Straight on the heals of Raich, which establishes that Washington can limit any activity, we now have Kelo, which establishes that we have private property rights only so far as it is convenient to government. In her dissenting opinion, Justice O’Connor says it:
In dissent, O’Connor criticized the majority for abandoning the conservative principle of individual property rights and handing “disproportionate influence and power” to the well-heeled.
“The specter of condemnation hangs over all property,” O’Connor wrote. “Nothing is to prevent the state from replacing any Motel 6 with a Ritz-Carlton, any home with a shopping mall, or any farm with a factory.”
At least Justice Kennedy seems to recognize some limits to the license granted to governments by Kelo:
Kennedy was not so reticent. Although he joined the Stevens opinion in full, it is clear from his concurring opinion that he sensed that the prospect of abuse was more evident than Stevens had acknowledged. Since his vote was necessary for the city of New London to prevail, his separate opinion in some sense may be said to be controlling.

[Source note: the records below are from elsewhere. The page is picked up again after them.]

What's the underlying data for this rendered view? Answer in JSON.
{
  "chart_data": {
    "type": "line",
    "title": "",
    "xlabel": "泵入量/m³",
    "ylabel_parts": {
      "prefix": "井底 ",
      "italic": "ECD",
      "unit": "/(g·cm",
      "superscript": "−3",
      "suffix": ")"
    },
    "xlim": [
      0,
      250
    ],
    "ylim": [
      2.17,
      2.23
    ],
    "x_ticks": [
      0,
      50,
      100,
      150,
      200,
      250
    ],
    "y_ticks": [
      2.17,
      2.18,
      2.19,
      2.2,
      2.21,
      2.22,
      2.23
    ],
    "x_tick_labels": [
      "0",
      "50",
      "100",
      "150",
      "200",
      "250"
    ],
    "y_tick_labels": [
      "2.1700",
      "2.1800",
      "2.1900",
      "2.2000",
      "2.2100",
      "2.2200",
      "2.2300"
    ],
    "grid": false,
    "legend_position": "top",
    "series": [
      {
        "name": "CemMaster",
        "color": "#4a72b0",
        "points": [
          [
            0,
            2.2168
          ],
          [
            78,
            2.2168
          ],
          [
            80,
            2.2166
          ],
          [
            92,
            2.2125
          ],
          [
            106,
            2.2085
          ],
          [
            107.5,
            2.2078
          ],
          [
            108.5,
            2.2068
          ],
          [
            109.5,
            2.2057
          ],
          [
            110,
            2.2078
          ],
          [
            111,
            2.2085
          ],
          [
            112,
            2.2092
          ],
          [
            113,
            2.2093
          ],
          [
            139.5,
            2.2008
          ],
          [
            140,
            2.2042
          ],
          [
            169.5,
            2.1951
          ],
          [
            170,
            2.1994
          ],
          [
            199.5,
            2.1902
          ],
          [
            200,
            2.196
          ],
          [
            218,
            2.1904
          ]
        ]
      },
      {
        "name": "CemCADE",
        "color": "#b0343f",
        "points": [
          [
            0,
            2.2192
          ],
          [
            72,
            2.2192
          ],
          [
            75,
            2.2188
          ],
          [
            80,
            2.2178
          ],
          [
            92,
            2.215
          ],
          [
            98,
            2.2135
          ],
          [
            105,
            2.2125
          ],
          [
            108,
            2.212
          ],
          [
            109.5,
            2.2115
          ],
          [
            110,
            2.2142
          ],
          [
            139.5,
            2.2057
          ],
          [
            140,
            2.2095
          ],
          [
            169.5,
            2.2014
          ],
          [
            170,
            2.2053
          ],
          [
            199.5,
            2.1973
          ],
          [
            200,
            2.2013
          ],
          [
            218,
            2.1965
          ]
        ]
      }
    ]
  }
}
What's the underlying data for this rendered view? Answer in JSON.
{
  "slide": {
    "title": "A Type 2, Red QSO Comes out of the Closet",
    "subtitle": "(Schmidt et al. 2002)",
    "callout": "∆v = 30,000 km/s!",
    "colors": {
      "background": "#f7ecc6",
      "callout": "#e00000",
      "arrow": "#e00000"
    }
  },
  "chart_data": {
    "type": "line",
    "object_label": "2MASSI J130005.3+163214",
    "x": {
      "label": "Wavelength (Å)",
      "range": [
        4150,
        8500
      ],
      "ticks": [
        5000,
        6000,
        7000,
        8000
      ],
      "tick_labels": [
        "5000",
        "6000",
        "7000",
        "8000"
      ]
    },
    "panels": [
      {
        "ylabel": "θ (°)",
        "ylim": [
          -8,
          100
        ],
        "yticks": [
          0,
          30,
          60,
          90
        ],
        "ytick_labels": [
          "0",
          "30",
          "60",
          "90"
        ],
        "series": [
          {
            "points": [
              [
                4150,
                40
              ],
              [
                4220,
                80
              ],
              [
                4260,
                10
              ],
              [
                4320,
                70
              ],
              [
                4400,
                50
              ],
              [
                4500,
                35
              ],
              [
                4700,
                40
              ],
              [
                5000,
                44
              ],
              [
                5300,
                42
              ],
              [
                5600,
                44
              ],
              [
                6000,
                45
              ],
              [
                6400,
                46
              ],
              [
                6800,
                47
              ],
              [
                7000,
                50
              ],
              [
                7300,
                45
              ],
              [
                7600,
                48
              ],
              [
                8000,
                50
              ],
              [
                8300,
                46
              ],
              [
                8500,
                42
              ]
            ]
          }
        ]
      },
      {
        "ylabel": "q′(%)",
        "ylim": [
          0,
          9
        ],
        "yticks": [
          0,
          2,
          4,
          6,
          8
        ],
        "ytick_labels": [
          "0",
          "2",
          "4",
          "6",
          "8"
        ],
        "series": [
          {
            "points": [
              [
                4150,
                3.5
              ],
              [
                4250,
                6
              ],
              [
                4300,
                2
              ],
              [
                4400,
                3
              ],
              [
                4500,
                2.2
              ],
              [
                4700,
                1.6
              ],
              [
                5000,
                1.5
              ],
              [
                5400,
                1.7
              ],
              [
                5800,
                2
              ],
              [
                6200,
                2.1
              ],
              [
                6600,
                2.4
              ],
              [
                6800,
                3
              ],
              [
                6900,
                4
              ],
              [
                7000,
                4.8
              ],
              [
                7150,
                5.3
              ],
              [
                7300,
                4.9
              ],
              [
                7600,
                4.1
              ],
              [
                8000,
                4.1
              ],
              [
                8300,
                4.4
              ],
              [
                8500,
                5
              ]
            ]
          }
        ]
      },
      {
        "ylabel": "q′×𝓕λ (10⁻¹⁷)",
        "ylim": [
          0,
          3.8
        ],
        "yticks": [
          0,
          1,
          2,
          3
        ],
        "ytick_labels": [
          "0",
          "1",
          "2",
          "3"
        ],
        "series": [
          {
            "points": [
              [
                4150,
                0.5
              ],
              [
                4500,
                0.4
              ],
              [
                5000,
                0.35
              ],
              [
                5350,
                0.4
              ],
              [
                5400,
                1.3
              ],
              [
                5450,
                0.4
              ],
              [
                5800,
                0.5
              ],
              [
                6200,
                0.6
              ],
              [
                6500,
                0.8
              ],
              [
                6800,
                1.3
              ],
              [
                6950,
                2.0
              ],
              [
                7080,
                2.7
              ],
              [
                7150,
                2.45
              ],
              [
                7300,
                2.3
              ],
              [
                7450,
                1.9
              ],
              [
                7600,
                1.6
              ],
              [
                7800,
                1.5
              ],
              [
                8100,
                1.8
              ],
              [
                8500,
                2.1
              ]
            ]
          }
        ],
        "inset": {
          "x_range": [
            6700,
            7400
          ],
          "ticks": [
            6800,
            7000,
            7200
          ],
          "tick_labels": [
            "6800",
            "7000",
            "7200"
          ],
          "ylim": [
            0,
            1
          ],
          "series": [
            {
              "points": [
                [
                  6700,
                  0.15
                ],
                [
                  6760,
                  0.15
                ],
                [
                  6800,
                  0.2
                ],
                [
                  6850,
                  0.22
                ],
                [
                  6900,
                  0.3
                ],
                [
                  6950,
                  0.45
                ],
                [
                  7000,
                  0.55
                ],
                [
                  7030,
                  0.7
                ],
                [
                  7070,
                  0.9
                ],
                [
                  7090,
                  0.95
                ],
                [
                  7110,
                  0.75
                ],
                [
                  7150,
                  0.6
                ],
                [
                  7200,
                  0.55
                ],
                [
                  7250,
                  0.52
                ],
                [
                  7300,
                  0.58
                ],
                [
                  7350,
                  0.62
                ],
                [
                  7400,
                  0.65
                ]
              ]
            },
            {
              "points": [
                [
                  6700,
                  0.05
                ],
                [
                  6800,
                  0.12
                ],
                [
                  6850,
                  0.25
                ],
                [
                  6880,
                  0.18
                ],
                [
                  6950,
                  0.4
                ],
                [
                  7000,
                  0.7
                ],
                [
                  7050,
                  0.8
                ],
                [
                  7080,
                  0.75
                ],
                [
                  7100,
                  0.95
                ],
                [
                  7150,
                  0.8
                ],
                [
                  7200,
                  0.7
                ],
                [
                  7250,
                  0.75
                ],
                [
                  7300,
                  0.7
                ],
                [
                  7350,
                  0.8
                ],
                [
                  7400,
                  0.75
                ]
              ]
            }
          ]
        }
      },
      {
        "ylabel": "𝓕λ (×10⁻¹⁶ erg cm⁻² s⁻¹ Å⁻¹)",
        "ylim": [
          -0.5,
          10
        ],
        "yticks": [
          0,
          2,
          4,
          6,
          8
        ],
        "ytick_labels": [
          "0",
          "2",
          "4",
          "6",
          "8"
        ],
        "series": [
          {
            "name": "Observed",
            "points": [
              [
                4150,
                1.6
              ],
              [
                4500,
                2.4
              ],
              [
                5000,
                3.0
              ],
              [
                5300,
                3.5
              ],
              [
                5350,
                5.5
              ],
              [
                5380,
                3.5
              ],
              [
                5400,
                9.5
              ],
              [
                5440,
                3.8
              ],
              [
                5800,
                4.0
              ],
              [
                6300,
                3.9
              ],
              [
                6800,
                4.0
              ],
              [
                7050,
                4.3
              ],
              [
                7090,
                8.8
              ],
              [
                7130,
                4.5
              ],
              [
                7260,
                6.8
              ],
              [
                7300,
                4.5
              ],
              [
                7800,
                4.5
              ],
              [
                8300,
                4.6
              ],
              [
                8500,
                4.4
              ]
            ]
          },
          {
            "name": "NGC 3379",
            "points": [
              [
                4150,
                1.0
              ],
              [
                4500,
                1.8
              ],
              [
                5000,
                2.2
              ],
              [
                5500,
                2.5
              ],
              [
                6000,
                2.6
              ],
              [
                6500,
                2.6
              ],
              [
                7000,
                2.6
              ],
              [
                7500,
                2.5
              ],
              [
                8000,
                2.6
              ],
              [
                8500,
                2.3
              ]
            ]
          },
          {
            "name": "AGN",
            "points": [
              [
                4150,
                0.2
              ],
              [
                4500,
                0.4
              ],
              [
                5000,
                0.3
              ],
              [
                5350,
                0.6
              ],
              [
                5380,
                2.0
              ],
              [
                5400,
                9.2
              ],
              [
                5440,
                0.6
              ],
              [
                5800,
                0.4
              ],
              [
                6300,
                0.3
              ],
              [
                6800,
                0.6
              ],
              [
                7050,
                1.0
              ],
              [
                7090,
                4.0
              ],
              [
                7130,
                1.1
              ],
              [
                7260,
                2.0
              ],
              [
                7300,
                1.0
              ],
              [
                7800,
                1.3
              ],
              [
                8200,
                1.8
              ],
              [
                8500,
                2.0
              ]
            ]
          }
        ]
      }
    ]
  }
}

According to Kennedy, if an economic development project favors a private developer, “with only incidental or pretextual public benefits,” that would not be tolerated even by applying the minimum standard of “rational basis review.”
His opinion elaborated: “There may be private transfers in which the risk of undetected impermissible favoritism of private parties is so acute that a presumption (rebuttable or otherwise) of invalidity is warranted under the Public Use Clause.” He called it a “demanding level of scrutiny,” thus indicating that it was something like “rational basis-plus.”
He did not spell out such a heightened standard further, saying the Kelo decision “is not the occasion for conjecture as to what sort of cases might justify a more demanding standard.”
Glenn Reynolds sees the probability of political fallout:
I predict that this will be a big political issue, on both the left and the right. For Bush and the Republicans it’s a big vulnerability — if they don’t do anything about it, many conservatives will stay home in disgust at the next election. On the other hand, if they do something — like, say, backing Congressional action to limit takings for private use — they’ll offend wealthy real estate developers, merchants, and influential local populations. They’ll be squeezed, and I don’t think that “help us confirm our judges to reverse this” will be a sufficient answer, though they’ll try to make it one.
On the left, it’s seen (rightly) as a victory for the hated Wal-Mart, and as a rule whose burden is sure to fall mostly on the poor. (When did a city ever level a rich neighborhood for this sort of thing?) On the other hand, the left isn’t big on limits to government power, especially in the economic sphere.
It’s certainly a hot issue on talk radio and in the blogosphere already. I suspect it’ll stay that way through the 2006 elections.
Perhaps this will drive more people to vote Libertarian? That would be a good thing.